The tunnel then swerves under Symonds Street so that it can line up for Newton Station:Newton Station will be the deepest station on the CRL with proposed access by high capacity lift only (rather than escalators) to save on costs. I’ve shown the location of the entrance to Newton Station with a red arrow:From Newton station onwards the focus is on getting back to the surface and linking in with the existing Western Line – thankfully with both east and west facing connections. The tunnel starts to get shallow enough that cut and cover is once again required meaning that this is the part of the project which results in the greatest requirement for property acquisition:The area shaded light-blue above is the existing Western Line designation while the area bounded in yellow is what’s likely to need to be acquired for the project to proceed. Presumably after the tunnel has been “covered over” much of the land could be redeveloped (probably at higher densities than its current form) meaning that much of the property acquisition can really be seen as an investment.

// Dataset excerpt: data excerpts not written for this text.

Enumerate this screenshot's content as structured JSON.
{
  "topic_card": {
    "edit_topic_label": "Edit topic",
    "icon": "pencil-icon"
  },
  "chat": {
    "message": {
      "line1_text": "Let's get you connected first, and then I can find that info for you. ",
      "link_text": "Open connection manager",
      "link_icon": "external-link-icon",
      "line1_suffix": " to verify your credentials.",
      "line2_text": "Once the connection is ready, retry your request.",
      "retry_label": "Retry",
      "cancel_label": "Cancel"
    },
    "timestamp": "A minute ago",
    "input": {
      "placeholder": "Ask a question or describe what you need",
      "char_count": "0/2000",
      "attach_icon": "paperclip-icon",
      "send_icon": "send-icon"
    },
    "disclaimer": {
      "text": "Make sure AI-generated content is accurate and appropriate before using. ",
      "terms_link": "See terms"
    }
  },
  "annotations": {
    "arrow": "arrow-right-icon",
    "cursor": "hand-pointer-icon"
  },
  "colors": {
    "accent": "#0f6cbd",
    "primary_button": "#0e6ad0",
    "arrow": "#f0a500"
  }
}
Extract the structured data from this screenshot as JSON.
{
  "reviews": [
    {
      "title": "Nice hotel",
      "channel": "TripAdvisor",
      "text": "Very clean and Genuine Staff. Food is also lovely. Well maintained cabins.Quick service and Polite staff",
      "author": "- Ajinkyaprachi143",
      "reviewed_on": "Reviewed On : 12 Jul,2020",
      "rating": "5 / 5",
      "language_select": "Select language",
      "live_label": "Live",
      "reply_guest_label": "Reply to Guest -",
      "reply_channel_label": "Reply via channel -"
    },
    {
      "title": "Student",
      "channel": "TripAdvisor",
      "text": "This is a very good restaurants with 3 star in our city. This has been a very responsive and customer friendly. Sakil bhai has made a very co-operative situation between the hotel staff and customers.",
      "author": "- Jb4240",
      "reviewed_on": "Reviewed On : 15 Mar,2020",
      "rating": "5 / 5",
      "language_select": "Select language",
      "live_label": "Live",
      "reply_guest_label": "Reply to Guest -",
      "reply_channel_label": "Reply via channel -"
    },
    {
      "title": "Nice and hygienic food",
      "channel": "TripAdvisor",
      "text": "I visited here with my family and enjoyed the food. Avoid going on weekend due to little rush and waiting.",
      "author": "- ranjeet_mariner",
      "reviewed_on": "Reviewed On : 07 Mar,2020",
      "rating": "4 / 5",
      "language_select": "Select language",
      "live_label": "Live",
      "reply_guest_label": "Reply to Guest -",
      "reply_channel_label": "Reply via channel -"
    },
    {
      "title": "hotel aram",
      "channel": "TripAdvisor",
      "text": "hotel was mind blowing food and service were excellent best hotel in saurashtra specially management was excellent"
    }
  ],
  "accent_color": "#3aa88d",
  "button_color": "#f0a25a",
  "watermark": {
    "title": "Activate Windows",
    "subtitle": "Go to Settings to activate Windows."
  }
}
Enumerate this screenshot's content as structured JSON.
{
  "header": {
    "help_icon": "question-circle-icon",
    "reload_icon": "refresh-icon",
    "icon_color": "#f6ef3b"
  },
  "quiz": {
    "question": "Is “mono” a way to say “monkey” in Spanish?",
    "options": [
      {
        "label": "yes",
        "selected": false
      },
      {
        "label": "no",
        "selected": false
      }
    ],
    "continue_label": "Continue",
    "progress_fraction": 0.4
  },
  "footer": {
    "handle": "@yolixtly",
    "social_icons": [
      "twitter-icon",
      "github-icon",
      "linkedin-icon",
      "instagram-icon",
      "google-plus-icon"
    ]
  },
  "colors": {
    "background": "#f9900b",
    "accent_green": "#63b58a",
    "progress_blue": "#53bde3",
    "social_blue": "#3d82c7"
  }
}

The next map focuses on the east facing connection, linking towards Grafton Station – with probably the most notable matter here being the necessity of grade separating Normanby Road.And finally panning to the west where we have confirmation that the new designation (in yellow/orange) now stops short of the Dominion Road overbridge – confirming that the Inner West Interchange station has been removed from the proposed project in all possible ways.Going through the route in this level of detail really does highlight to me what a massive project the City Rail Link is and also how constructing it is going to be a very challenging engineering feat.
Over the next few posts I write about the CRL I’ll start to look at whether there are any ways in which the project could be further improved now that we know the details a bit more and also what some key submissions points to make would be.